Secondo quanto dichiarato nel corso della conferenza dall’Arch. Starc “in seguito alla domanda posta dalla Regione Friuli Venezia Giulia al Ministero dell’Ambiente per comprendere se nelle zone denominate “natura 2000” (siti designati specificamente per tutelare aree che rivestono un’importanza cruciale per una serie di specie animali o tipi di habitat) è emerso che la costruzione di tutti i tipi di impianti a fune sono esclusi dall’essere eretti in queste aree”. “Il Ministero ha ricordato – ha continuato Starc – che questo tipo di aree sono state ideate per la salvaguardia degli uccelli, quindi, da questo punto di vista, la cabinovia che sia considerata trasporto a fune o impianto di risalita sciistico, impatterà ad ogni modo con l’ambiente e la sua fauna. Preso atto di questa lettera – ha sottolineato l’Architetto – noi riteniamo che non sussistano più i presupposti per impegnare ulteriore spesa corrente dal bilancio comunale per finanziare il progetto della Cabinovia. Peranto, invitiamo il Comune, i dirigenti e il responsabile del procedimento a pensarci molto bene prima di intraprendere ulteriori atti di spesa. A questo proposito, per rafforzare quanto vi sto dicendo, sentiti i nostri consulenti legali, faremo un esposto agli organi competenti per documentarli su tutte le vicende di questa Cabinovia che fin dall’inizio ha presentato tutto un percorso discutibile; sia dal punto di vista amministrativo, per i procedimenti addottati e forzature degli stessi, sia per contenuti tecnici. Lasceremo a chi di dovere di esaminare se possano essere ravvisati elementi che inficiano definitivamente per altre vie quanto fino ad oggi è stato fatto – ha asserito i responsabile del Comitato – questo è un passaggio che non avremmo voluto fare in quanto abbiamo molto rispetto delle istituzioni. Noi non abbiamo mai parlato contro quest’ultime ma sempre invitato al dialogo sulla base di elementi di confronto, come indagini, documenti e il parere di esperti in materia. Tuttavia non abbiamo mai potuto confrontarci sul merito. Riteniamo che ora la misura sia colma”.

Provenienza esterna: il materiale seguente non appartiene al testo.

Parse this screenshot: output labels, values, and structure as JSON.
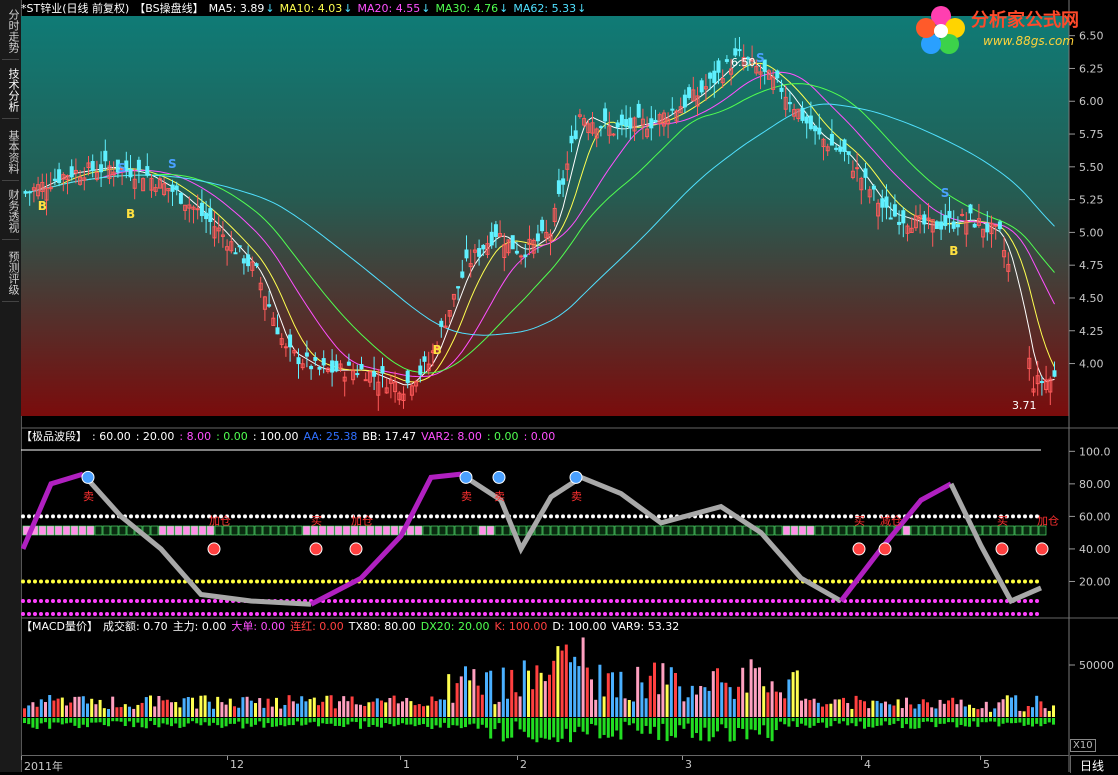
{
  "tabs": [
    {
      "label": "分时走势",
      "active": false
    },
    {
      "label": "技术分析",
      "active": true
    },
    {
      "label": "基本资料",
      "active": false
    },
    {
      "label": "财务透视",
      "active": false
    },
    {
      "label": "预测评级",
      "active": false
    }
  ],
  "price_header": {
    "title": "*ST锌业(日线 前复权)",
    "formula": "【BS操盘线】",
    "ma": [
      {
        "label": "MA5: 3.89",
        "arrow": "↓",
        "color": "#ffffff"
      },
      {
        "label": "MA10: 4.03",
        "arrow": "↓",
        "color": "#ffff50"
      },
      {
        "label": "MA20: 4.55",
        "arrow": "↓",
        "color": "#ff50ff"
      },
      {
        "label": "MA30: 4.76",
        "arrow": "↓",
        "color": "#50ff50"
      },
      {
        "label": "MA62: 5.33",
        "arrow": "↓",
        "color": "#50e0ff"
      }
    ]
  },
  "logo": {
    "name": "分析家公式网",
    "url": "www.88gs.com"
  },
  "price_scale": [
    "6.50",
    "6.25",
    "6.00",
    "5.75",
    "5.50",
    "5.25",
    "5.00",
    "4.75",
    "4.50",
    "4.25",
    "4.00"
  ],
  "annotations": {
    "high": "6.50",
    "low": "3.71",
    "sell": "S",
    "buy": "B"
  },
  "indicator_header": {
    "name": "【极品波段】",
    "values": [
      {
        "label": ": 60.00",
        "color": "#ffffff"
      },
      {
        "label": ": 20.00",
        "color": "#ffffff"
      },
      {
        "label": ": 8.00",
        "color": "#ff50ff"
      },
      {
        "label": ": 0.00",
        "color": "#50ff50"
      },
      {
        "label": ": 100.00",
        "color": "#ffffff"
      },
      {
        "label": "AA: 25.38",
        "color": "#3070ff"
      },
      {
        "label": "BB: 17.47",
        "color": "#ffffff"
      },
      {
        "label": "VAR2: 8.00",
        "color": "#ff50ff"
      },
      {
        "label": ": 0.00",
        "color": "#50ff50"
      },
      {
        "label": ": 0.00",
        "color": "#ff50ff"
      }
    ]
  },
  "indicator_scale": [
    "100.0",
    "80.00",
    "60.00",
    "40.00",
    "20.00"
  ],
  "indicator_labels": {
    "sell": "卖",
    "buy": "买",
    "add": "加仓",
    "reduce": "减仓"
  },
  "volume_header": {
    "name": "【MACD量价】",
    "values": [
      {
        "label": "成交额: 0.70",
        "color": "#ffffff"
      },
      {
        "label": "主力: 0.00",
        "color": "#ffffff"
      },
      {
        "label": "大单: 0.00",
        "color": "#ff50ff"
      },
      {
        "label": "连红: 0.00",
        "color": "#ff4040"
      },
      {
        "label": "TX80: 80.00",
        "color": "#ffffff"
      },
      {
        "label": "DX20: 20.00",
        "color": "#50ff50"
      },
      {
        "label": "K: 100.00",
        "color": "#ff4040"
      },
      {
        "label": "D: 100.00",
        "color": "#ffffff"
      },
      {
        "label": "VAR9: 53.32",
        "color": "#ffffff"
      }
    ]
  },
  "volume_scale": [
    "50000"
  ],
  "x10": "X10",
  "dates": [
    "2011年",
    "12",
    "1",
    "2",
    "3",
    "4",
    "5"
  ],
  "period": "日线"
}
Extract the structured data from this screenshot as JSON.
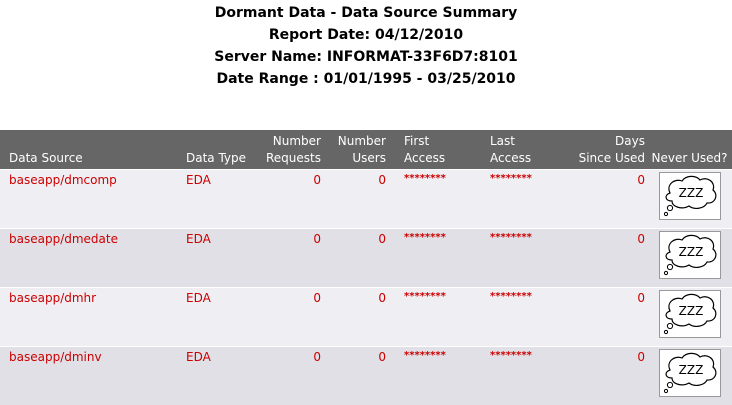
{
  "report": {
    "title": "Dormant Data - Data Source Summary",
    "report_date": "Report Date: 04/12/2010",
    "server_name": "Server Name: INFORMAT-33F6D7:8101",
    "date_range": "Date Range : 01/01/1995 - 03/25/2010"
  },
  "table": {
    "headers": {
      "data_source": "Data Source",
      "data_type": "Data Type",
      "number_requests_1": "Number",
      "number_requests_2": "Requests",
      "number_users_1": "Number",
      "number_users_2": "Users",
      "first_access_1": "First",
      "first_access_2": "Access",
      "last_access_1": "Last",
      "last_access_2": "Access",
      "days_since_used_1": "Days",
      "days_since_used_2": "Since Used",
      "never_used": "Never Used?"
    },
    "rows": [
      {
        "data_source": "baseapp/dmcomp",
        "data_type": "EDA",
        "number_requests": "0",
        "number_users": "0",
        "first_access": "********",
        "last_access": "********",
        "days_since_used": "0",
        "never_used_icon": "sleeping-zzz-icon",
        "never_used_text": "ZZZ"
      },
      {
        "data_source": "baseapp/dmedate",
        "data_type": "EDA",
        "number_requests": "0",
        "number_users": "0",
        "first_access": "********",
        "last_access": "********",
        "days_since_used": "0",
        "never_used_icon": "sleeping-zzz-icon",
        "never_used_text": "ZZZ"
      },
      {
        "data_source": "baseapp/dmhr",
        "data_type": "EDA",
        "number_requests": "0",
        "number_users": "0",
        "first_access": "********",
        "last_access": "********",
        "days_since_used": "0",
        "never_used_icon": "sleeping-zzz-icon",
        "never_used_text": "ZZZ"
      },
      {
        "data_source": "baseapp/dminv",
        "data_type": "EDA",
        "number_requests": "0",
        "number_users": "0",
        "first_access": "********",
        "last_access": "********",
        "days_since_used": "0",
        "never_used_icon": "sleeping-zzz-icon",
        "never_used_text": "ZZZ"
      }
    ]
  },
  "colors": {
    "header_bg": "#666666",
    "header_text": "#ffffff",
    "row_odd_bg": "#eeeef3",
    "row_even_bg": "#e0e0e6",
    "value_text": "#cc0000"
  }
}
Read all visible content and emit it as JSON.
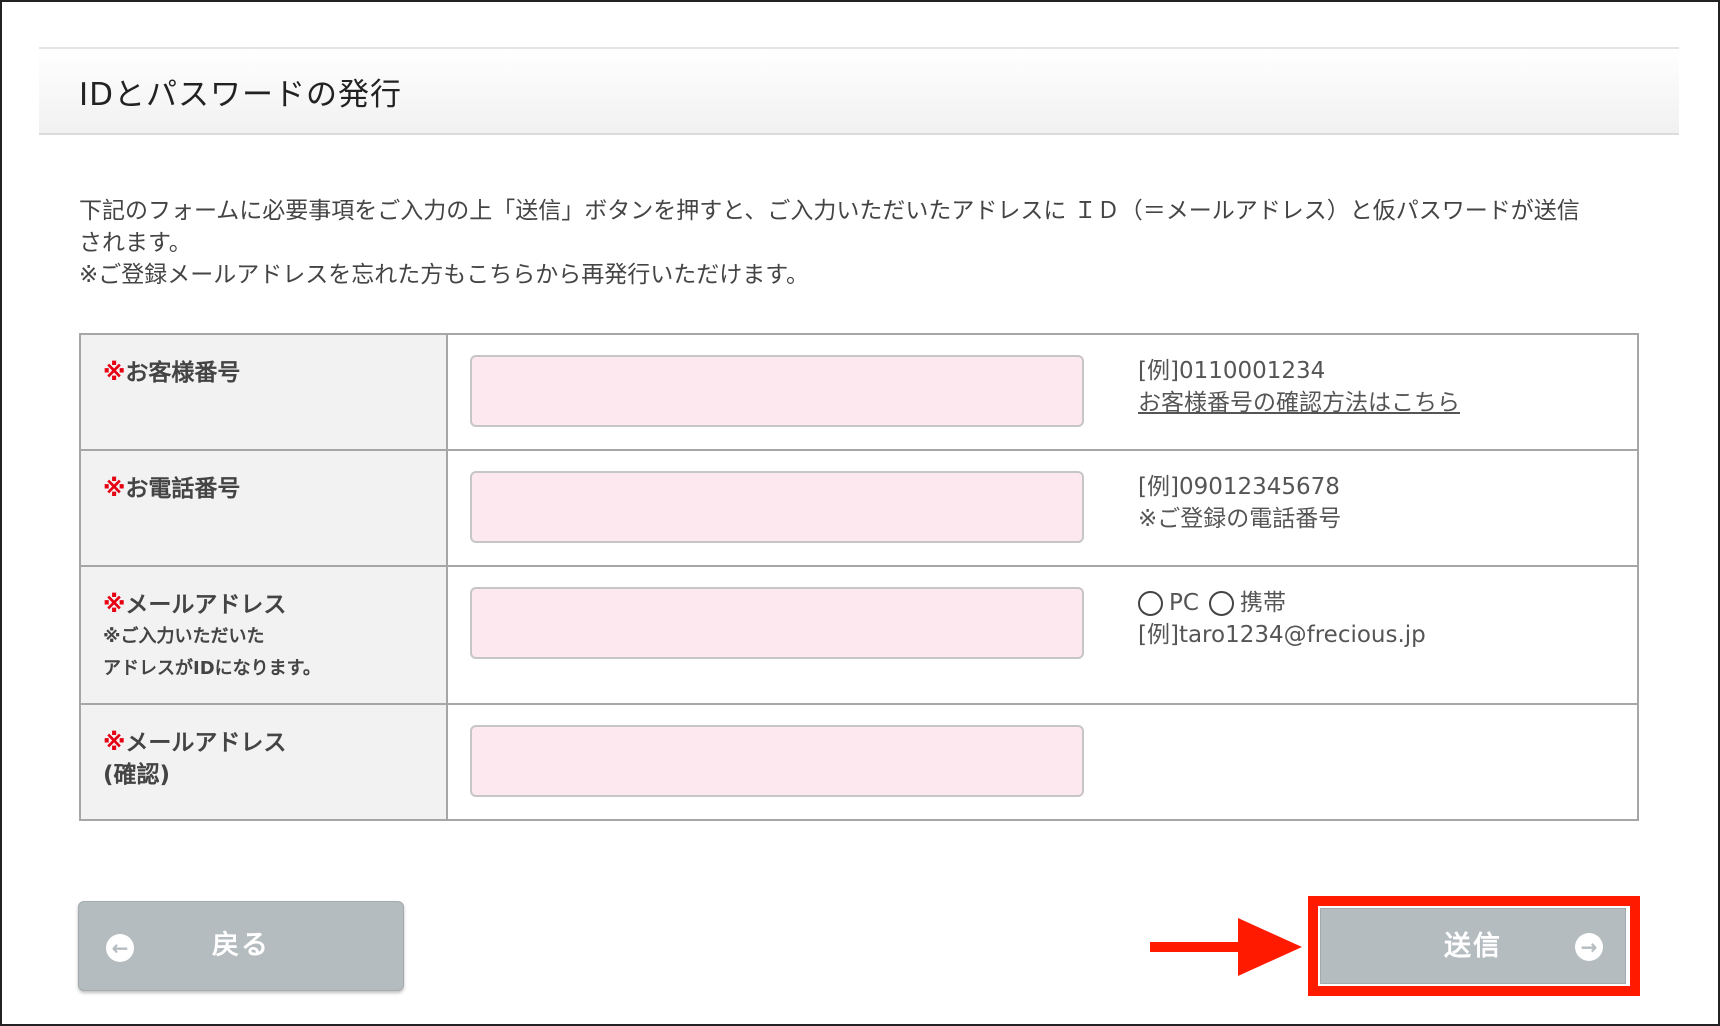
{
  "header": {
    "title": "IDとパスワードの発行"
  },
  "intro": {
    "line1": "下記のフォームに必要事項をご入力の上「送信」ボタンを押すと、ご入力いただいたアドレスに ＩＤ（＝メールアドレス）と仮パスワードが送信",
    "line2": "されます。",
    "line3": "※ご登録メールアドレスを忘れた方もこちらから再発行いただけます。"
  },
  "form": {
    "required_mark": "※",
    "rows": [
      {
        "label": "お客様番号",
        "value": "",
        "hint": "[例]0110001234",
        "link": "お客様番号の確認方法はこちら"
      },
      {
        "label": "お電話番号",
        "value": "",
        "hint": "[例]09012345678",
        "note": "※ご登録の電話番号"
      },
      {
        "label": "メールアドレス",
        "sub1": "※ご入力いただいた",
        "sub2": "アドレスがIDになります。",
        "value": "",
        "radio_pc": "PC",
        "radio_mobile": "携帯",
        "hint": "[例]taro1234@frecious.jp"
      },
      {
        "label": "メールアドレス",
        "sub1": "(確認)",
        "value": ""
      }
    ]
  },
  "buttons": {
    "back": "戻る",
    "submit": "送信",
    "back_icon": "arrow-left-circle-icon",
    "submit_icon": "arrow-right-circle-icon"
  },
  "colors": {
    "required": "#e60012",
    "input_bg": "#fde8ef",
    "button_bg": "#b4bcbf",
    "highlight": "#ff1a00"
  }
}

“Forse siamo ancora in tempo per far si che questi soldi vengano dirottati su altre iniziative – ha dichiarato Starc – . In altre città hanno cambiato le proposte di PNRR è sono state accettate. Noi vorremmo che anche qui una riflessione sia fatta e che si dia avvio a una modifica per non perdere i finanziamenti” – ha concluso il leader del Comitato.